Phase 2 - optical readout of novel directional MEMS microphone technology

第 2 阶段 - 新型定向 MEMS 麦克风技术的光学读出

• 批准号: 536339-2018
• 负责人: StGelais, Raphaël
• 金额: $ 0.91万
• 依托单位: University of Ottawa
• 依托单位国家: 加拿大
• 项目类别: Engage Plus Grants Program
• 财政年份: 2018
• 资助国家: 加拿大
• 起止时间: 2018-01-01 至 2019-12-31
• 项目状态: 已结题
• 来源: https://www.nserc-crsng.gc.ca/ase-oro/Details-Detailles_eng.asp?id=665970
• 关键词: Phase; optical; readout; novel; directional

Emerging voice applications, such as automatic speech recognition, are driving the need for directional**microphones that can pick up sound from a specific direction while being immune to ambient noise from other**sources. Current solutions for directional sound capture essentially rely on triangulation: a spatial array of**omnidirectional microphones achieves directional sensitivity by measuring time delay between multiple array**elements. These arrays are inconveniently large and are only directional at frequencies for which the acoustic**wavelength (>10 meters at low frequencies) is smaller than the array dimension.**Soundskrit is developing a new type of miniaturized directional on-chip microphone based on recent**progress emerging from fundamental acoustic research. They use nanofibers that are extremely soft, such that**they can move following the intensity and-most importantly-the direction of acoustic pressure waves. However,**the extreme softness of these nanofibers makes measuring their displacement (i.e., recording sound) extremely**challenging. Extreme softness makes the fiber incompatible with conventional electrical displacement**measurement transducers such as electrical strain gauges (which would add unacceptable weight to the fiber) or**capacitive readouts (which would create a parasitic electrostatic force much greater than the force exerted by**acoustic waves).**Soundskrit is investigating two different approaches for solving this limitation: magnetic (lead by**Soundskrit) and optical readouts (lead by St-Gelais lab at uOttawa). We expect the optical approach to yield the**highest performance (as for most microsystems characterization techniques), but to be the hardest to**miniaturize. The goal or our collaboration is to develop both approaches in parallel and to benchmark them**against one another to find the most promising one.
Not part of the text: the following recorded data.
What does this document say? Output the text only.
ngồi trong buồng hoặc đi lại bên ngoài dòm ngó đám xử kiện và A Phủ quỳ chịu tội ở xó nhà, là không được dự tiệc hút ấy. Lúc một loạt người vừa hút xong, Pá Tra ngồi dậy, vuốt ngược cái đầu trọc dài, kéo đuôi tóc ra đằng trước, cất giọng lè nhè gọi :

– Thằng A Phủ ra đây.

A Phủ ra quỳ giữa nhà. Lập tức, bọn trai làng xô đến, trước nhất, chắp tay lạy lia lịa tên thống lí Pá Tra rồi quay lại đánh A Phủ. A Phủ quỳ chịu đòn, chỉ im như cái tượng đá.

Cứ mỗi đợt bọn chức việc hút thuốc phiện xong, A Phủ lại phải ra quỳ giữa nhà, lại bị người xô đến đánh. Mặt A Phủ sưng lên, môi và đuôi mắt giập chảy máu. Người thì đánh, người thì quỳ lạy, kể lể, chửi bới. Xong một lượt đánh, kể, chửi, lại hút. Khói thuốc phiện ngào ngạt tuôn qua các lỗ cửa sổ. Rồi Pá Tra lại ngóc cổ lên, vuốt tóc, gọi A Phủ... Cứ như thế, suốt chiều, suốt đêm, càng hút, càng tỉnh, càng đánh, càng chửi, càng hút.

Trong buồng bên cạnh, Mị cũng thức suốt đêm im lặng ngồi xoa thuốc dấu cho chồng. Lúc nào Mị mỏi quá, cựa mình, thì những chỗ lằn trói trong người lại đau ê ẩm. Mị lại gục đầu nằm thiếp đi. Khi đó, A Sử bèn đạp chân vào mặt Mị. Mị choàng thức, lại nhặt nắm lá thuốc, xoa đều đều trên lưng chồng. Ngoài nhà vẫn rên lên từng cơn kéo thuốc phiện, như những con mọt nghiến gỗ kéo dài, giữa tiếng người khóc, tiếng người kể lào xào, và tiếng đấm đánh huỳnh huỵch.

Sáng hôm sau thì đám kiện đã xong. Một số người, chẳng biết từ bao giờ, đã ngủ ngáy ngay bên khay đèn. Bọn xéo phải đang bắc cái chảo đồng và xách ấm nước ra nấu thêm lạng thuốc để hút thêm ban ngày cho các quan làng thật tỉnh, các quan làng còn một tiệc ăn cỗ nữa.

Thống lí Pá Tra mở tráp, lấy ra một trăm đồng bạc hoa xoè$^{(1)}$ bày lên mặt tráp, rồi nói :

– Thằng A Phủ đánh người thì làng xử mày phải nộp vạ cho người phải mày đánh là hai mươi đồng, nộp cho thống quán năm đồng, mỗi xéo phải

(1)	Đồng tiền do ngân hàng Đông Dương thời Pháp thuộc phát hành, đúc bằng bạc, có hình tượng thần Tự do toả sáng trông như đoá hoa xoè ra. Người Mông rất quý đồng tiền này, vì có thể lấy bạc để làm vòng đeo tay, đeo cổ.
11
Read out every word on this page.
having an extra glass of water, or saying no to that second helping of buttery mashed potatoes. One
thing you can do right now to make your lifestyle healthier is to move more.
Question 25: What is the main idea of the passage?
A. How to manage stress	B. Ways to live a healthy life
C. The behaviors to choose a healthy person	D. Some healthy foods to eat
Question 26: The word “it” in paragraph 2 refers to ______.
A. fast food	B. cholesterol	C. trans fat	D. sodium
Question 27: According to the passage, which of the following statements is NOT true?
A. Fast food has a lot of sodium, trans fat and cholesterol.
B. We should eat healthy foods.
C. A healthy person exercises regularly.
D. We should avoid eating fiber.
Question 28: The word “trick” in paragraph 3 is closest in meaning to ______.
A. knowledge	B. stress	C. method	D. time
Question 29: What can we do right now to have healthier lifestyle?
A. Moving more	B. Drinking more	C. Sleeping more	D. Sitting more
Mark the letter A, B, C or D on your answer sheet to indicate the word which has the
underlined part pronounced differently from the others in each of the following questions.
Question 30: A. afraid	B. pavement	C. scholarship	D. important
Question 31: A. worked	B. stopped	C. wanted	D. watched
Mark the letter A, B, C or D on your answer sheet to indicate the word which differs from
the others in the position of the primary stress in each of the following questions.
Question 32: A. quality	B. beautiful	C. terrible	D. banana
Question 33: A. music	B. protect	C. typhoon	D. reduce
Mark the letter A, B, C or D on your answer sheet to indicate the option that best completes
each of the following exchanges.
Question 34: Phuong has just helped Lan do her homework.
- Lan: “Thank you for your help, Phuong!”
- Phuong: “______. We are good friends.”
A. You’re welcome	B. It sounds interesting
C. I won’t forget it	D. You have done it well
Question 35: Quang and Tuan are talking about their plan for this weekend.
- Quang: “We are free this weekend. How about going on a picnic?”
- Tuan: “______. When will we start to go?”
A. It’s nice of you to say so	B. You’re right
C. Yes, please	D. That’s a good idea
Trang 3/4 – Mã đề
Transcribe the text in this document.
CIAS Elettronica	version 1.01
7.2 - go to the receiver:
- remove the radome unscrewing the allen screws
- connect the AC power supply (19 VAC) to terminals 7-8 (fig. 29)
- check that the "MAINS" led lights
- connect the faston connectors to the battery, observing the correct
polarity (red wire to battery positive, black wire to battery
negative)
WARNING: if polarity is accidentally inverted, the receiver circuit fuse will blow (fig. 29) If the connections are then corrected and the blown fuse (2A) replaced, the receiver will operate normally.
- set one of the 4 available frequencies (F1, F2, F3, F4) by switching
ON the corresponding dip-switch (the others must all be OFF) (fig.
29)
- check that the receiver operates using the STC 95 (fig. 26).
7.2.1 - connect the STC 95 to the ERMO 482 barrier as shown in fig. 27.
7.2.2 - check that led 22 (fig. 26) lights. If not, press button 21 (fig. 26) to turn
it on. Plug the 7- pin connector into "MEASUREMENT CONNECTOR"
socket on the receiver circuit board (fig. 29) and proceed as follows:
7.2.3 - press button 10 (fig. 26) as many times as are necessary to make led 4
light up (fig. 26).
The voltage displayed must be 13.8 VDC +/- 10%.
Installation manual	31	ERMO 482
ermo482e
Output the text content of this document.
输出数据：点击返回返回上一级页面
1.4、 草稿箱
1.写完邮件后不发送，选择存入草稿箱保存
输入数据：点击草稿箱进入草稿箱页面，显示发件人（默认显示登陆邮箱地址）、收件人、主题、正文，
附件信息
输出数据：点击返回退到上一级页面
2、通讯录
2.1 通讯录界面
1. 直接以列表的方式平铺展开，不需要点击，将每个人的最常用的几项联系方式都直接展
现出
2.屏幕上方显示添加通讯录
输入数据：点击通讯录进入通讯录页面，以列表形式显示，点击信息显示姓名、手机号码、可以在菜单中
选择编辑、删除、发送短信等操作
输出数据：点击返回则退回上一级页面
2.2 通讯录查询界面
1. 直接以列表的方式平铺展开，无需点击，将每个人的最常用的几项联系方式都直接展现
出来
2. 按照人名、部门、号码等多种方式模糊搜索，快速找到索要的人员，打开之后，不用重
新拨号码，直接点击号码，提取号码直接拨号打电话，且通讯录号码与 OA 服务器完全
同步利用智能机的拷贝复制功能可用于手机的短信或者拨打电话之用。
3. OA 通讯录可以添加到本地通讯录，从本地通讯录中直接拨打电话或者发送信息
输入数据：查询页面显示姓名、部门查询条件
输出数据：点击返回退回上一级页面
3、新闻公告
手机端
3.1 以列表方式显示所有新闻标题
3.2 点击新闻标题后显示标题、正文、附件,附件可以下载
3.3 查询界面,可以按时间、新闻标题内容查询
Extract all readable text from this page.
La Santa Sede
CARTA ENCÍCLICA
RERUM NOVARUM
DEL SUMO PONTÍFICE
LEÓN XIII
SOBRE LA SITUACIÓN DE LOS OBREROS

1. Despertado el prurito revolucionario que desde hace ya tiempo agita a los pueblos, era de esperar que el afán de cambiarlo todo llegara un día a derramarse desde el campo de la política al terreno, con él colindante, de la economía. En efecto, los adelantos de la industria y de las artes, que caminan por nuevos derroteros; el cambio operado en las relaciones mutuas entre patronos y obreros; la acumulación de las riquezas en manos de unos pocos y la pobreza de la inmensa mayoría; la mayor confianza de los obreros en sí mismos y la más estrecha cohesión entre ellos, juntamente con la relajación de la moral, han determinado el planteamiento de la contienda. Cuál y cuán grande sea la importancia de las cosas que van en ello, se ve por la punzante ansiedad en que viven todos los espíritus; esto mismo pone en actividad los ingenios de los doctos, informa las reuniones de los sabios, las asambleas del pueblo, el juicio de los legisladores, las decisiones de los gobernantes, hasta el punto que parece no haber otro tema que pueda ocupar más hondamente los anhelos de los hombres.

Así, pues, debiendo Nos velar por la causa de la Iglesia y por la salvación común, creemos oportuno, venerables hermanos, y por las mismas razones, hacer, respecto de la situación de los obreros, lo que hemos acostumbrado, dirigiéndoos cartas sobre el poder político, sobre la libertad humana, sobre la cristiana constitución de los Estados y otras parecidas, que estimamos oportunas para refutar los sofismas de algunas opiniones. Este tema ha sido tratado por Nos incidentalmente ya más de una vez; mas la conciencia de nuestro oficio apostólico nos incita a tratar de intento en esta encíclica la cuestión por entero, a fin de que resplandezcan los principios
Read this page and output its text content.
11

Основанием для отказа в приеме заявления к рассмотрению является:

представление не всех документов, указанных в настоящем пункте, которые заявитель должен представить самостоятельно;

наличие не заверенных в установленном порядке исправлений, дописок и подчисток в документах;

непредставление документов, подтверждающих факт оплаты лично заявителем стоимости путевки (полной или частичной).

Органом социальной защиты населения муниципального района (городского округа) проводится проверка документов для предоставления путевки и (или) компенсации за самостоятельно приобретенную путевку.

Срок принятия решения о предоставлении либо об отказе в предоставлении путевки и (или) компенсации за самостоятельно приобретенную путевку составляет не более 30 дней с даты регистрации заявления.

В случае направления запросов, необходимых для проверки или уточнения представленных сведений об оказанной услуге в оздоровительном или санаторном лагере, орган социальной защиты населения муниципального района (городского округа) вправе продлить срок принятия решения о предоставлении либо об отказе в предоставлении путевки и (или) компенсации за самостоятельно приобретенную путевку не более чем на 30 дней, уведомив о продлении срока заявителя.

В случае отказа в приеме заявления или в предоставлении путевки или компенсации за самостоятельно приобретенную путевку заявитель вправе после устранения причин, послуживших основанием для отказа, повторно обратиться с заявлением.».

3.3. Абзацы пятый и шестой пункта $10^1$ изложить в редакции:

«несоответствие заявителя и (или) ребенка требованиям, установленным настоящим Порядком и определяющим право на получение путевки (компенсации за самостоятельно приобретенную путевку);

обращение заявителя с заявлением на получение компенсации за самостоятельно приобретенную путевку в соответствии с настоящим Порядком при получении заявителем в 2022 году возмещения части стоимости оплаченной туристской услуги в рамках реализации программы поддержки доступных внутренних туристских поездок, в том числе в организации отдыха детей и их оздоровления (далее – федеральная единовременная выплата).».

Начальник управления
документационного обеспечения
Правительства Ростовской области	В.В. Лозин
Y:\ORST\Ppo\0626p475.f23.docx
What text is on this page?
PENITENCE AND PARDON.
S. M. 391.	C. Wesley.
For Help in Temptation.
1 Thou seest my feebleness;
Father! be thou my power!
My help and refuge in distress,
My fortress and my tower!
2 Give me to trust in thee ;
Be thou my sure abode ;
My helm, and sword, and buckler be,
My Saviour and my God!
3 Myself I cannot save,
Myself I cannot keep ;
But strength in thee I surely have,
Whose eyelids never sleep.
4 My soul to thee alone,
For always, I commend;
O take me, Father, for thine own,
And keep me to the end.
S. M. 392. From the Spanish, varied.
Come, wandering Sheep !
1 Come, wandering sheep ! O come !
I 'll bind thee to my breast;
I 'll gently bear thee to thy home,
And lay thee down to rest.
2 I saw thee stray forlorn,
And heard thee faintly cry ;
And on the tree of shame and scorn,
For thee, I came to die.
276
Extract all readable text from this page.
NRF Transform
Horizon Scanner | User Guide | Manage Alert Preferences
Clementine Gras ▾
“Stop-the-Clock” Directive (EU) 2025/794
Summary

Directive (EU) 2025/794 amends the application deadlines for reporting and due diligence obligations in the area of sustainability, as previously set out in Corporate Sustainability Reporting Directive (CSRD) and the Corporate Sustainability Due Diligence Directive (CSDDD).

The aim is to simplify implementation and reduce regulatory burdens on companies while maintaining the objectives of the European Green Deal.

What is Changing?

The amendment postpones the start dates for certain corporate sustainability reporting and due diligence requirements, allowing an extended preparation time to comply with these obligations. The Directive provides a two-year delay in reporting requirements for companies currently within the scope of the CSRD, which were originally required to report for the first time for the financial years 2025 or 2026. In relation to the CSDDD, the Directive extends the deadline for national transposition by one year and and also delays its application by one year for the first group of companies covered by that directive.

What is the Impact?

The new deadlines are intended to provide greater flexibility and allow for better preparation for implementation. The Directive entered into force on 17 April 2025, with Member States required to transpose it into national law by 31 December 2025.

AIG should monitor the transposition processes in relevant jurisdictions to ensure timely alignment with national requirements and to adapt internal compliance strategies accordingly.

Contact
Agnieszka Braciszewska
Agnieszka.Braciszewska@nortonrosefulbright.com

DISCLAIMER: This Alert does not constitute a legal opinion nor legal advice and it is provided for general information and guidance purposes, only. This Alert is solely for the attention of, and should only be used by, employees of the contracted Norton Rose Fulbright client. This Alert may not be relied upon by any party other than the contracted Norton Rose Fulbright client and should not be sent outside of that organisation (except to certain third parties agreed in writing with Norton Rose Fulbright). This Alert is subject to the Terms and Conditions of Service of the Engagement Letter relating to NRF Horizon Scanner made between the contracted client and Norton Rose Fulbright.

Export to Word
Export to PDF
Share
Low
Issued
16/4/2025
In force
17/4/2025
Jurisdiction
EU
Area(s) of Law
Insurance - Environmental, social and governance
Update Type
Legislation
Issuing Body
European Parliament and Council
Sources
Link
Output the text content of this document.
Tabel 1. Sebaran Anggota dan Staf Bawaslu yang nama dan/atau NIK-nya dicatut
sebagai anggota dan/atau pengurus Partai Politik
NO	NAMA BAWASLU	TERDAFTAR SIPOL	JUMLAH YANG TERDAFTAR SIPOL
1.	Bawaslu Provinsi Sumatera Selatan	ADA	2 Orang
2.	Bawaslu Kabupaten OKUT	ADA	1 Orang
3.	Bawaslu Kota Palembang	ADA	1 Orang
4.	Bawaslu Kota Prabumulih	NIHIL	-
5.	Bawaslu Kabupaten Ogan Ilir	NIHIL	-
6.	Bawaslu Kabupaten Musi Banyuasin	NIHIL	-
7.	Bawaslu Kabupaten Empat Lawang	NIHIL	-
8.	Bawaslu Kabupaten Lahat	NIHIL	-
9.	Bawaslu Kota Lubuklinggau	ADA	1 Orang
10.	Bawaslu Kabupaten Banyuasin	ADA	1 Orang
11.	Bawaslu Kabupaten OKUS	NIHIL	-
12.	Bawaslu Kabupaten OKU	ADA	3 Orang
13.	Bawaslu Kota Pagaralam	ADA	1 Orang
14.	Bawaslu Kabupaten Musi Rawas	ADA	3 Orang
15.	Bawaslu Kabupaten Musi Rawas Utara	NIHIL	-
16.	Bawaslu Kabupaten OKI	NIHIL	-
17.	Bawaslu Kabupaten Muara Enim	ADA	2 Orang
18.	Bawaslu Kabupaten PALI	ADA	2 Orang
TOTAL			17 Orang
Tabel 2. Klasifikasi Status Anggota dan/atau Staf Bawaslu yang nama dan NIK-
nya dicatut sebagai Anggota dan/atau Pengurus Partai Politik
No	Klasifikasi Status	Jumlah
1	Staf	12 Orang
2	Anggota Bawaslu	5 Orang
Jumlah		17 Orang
新兴的语音应用，如自动语音识别，正在推动对定向麦克风的需求，这种麦克风可以从特定方向拾取声音，同时不受其他来源的环境噪声的影响。当前的定向声音捕获解决方案基本上依赖于三角测量：** 全向麦克风的空间阵列通过测量多个阵列 ** 元件之间的时间延迟来实现定向灵敏度。这些阵列很大，而且只在声波 ** 波长（低频>10米）小于阵列尺寸 ** 的频率下定向。Soundskrit正在开发一种新型的微型定向片上麦克风的基础上，从基础声学研究出现的最新进展。他们使用非常柔软的纳米纤维，这样它们就可以随着声压波的强度和最重要的方向移动。然而，** 这些纳米纤维的极端柔软性使得测量它们的位移（即，录音）极具挑战性。极软的纤维使其与传统的电位移 ** 测量传感器不兼容，如电应变仪（这会给纤维增加不可接受的重量）或 ** 电容读数器（这会产生比 ** 声波施加的力大得多的寄生静电力）。** Soundskrit正在研究两种不同的方法来解决这一限制：磁性（由 **Soundskrit领导）和光学读数（由uOttawa的St-Gelais实验室领导）。我们期望光学方法产生最高的性能（对于大多数微系统表征技术），但最难实现。我们合作的目标是同时开发这两种方法，并将它们相互比较，以找到最有前途的一种。